Stop Being Afraid of being in Pain
Recently I’ve found myself in a lot of pain. I’ve injured a disc in my low back. Going through this injury has taught me so much about myself, how I can relate to practice members and most importantly how incredible our bodies are at healing.
I was a little reluctant to share the details of my injury so “publicly” as I don’t want people to feel bad for me or be concerned about the pain in my ass (literally). However, there is just so much I’ve learned that ultimately I think its of value to share some of my insights that I’ve learned the past several months.
I want to start at the beginning and the questions I always get when I do tell people - “how did it happen?” My response “I don’t really know.” I usually get a weird look at this point - aren’t you a doctor? shouldn’t you know these things. And the truth is I do know how it happened but people are often looking for a simple answer to a much more complex question. I’m a cross fitter and go religiously 5-6x/week so that’s the most common thought of how I did this. Must have been lifting too heavy or going too hard on a WOD (workout of the day). This isn’t the case however. The thing with disc injuries is that they are a result of accumulated stress through the disc over time often to too repetitive trauma (i.e. sitting). So this has likely been an injury developing over years that even with all my training, I ignored the warning signs.
Here are some of the most valuable things I’ve learned about pain the last few months:
Pain SUCKS. Period. I’ve experienced pain before and often. My body is always sore from something so I’m “used to it.” This is different though. This is nerve pain and it is constant and intense and exhausting. My body just didn’t bounce back in a couple weeks like I am used to (insert the getting old pun). But here’s the thing, as frustrating, debilitating, and depressing as the pain is, I am so glad for it. It is a constant reminder that I have pushed my body beyond its threshold for too long, I ignored the warning signs that got me here in the first place and I need to be aware of what is going on in my back all the time as this injury heals.
Don’t get me wrong, I have struggled internally many days about getting pain killers or nerve blocks to get some relief but ultimately I’ve made the choice to avoid all medications - even over the counter. I’m a strong believer of everyone having the choice to make their own health care decisions so I won’t deep dive into this too much for this article and I’m also not making judgements on people who have gone the medicine route for their pain. Somewhere in our lives and society we have be taught that as humans we shouldn’t have to experience ANY human suffering. We shouldn’t ever experience a runny nose or cough - just take a Tylenol cold and flu. We shouldn’t have arthritis pain just starting taking Aleve twice a day. We are so far deep in a culture that is averse to any form of discomfort that we have completely lost sight of why we experience these symptoms in the first place.
I’m usually a broken record about this, but I myself needed this reminder several times the past 3 months and I’ll probably need it several more - we need to give it time. This is truly the most important factor of healing properly. Let’s look at my disc injury for example. This has likely been something occurring in my body for years - almost 10 years of post-secondary education, 5+ years of intense physical training in the gym where I’m not always in the best form, a global pandemic where I spent much more time sitting around at my desk and couch far more than normal etc. It is so unfair for me to put the pressure on myself and my body to heal in a couple weeks or months. But yet here I am - constantly battling with unreal expectations of my body.
These unrealistic expectations we put on our body leads to mental and emotional exhaustion. I usually have a good handle on my emotional health, I’m very grateful for what I have, what I’ve created and where I’ve gotten to this far in my life. But a big part of my life is my training and having fun in the gym with various workouts, pushing my body to new limits and abilities. When this got taken away from me because of this injury, I found myself losing my identity and my fun, my release at the gym. I didn’t want to stop going but I also couldn’t do what used to because I was in so much pain. Simple things, like putting on socks and tying up my shoes where near impossible. I could feel many thoughts of negative self talk creeping into my daily monologue.

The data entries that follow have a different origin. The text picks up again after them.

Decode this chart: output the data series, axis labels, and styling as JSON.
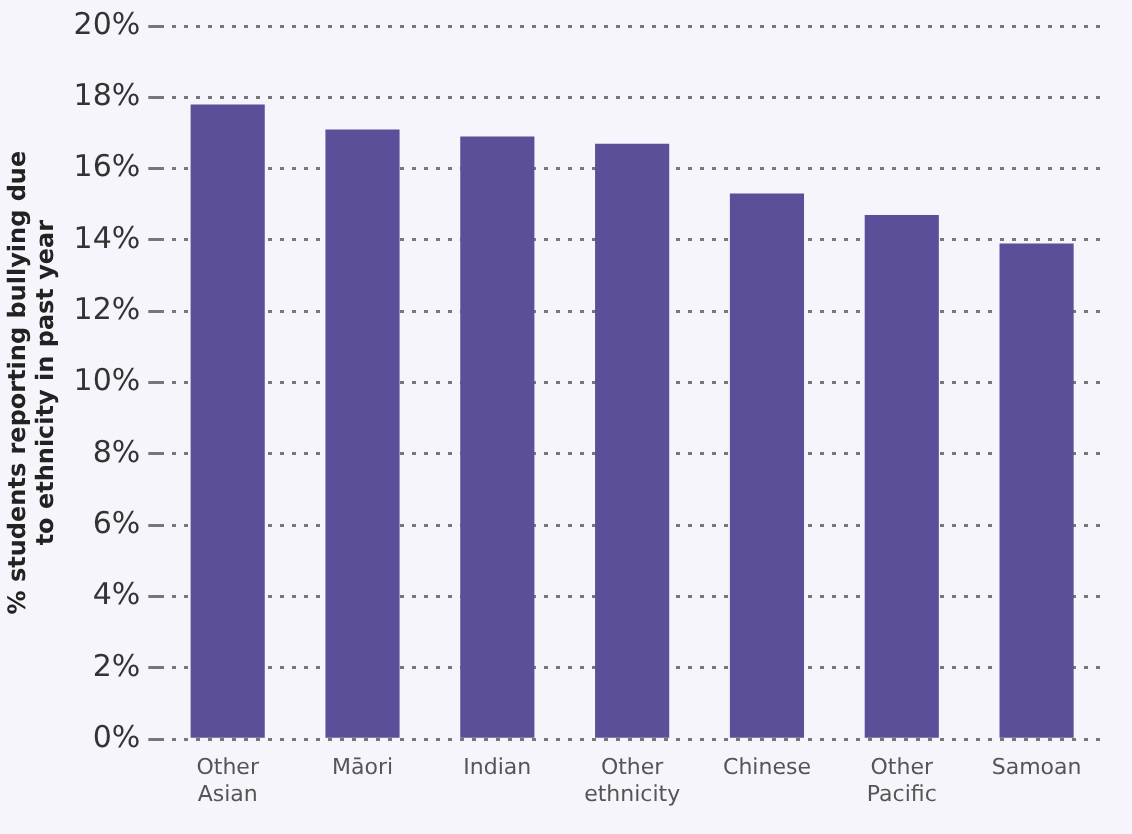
{
  "chart_data": {
    "type": "bar",
    "ylabel": "% students reporting bullying due to ethnicity in past year",
    "categories": [
      "Other Asian",
      "Māori",
      "Indian",
      "Other ethnicity",
      "Chinese",
      "Other Pacific",
      "Samoan"
    ],
    "values": [
      17.8,
      17.1,
      16.9,
      16.7,
      15.3,
      14.7,
      13.9
    ],
    "color": "#5c4f99",
    "ylim": [
      0,
      20
    ],
    "yticks": [
      {
        "value": 0,
        "label": "0%"
      },
      {
        "value": 2,
        "label": "2%"
      },
      {
        "value": 4,
        "label": "4%"
      },
      {
        "value": 6,
        "label": "6%"
      },
      {
        "value": 8,
        "label": "8%"
      },
      {
        "value": 10,
        "label": "10%"
      },
      {
        "value": 12,
        "label": "12%"
      },
      {
        "value": 14,
        "label": "14%"
      },
      {
        "value": 16,
        "label": "16%"
      },
      {
        "value": 18,
        "label": "18%"
      },
      {
        "value": 20,
        "label": "20%"
      }
    ],
    "grid": "y",
    "legend": false
  }
}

But, I changed my expectation. I had to or else I was going to go down a road that lead to places I didn’t want to be. Of course I would need to modify my movements and my intensity - my body is healing from a major injury. With this I have swallowed my pride, embraced the amazing strides my body has already made in the short period of time since onset of symptoms and refocused my intentions. I can’t say that I’m having just as much fun as before but I’m excited for the future and how my body actually is healing.
Stop being afraid of the pain. Pain is there to guide you and remind you that you’ve injured something and your body is healing it. Do the rehabilitation, get the adjustments and therapy done, and have belief in your body’s incredible abilities. It’s not always about taking the easy quick way out.
Reach out for support when you need it. I’ve been lucky in the sense that I have the knowledge about what is going on in my back, but I can definitely appreciate now how scary this can be for someone. Never stop believing the truth about your body - it was designed to heal and has an amazing capacity to thrive. Give your body time, nutrients and respect.
Dr. Alfredo is a health enthusiast who’s goal is to help people and families live healthier, happier lives. My philosophy on health is simple - our body’s have the amazing ability and potential to self-adapt, self-regulate and THRIVE in this world.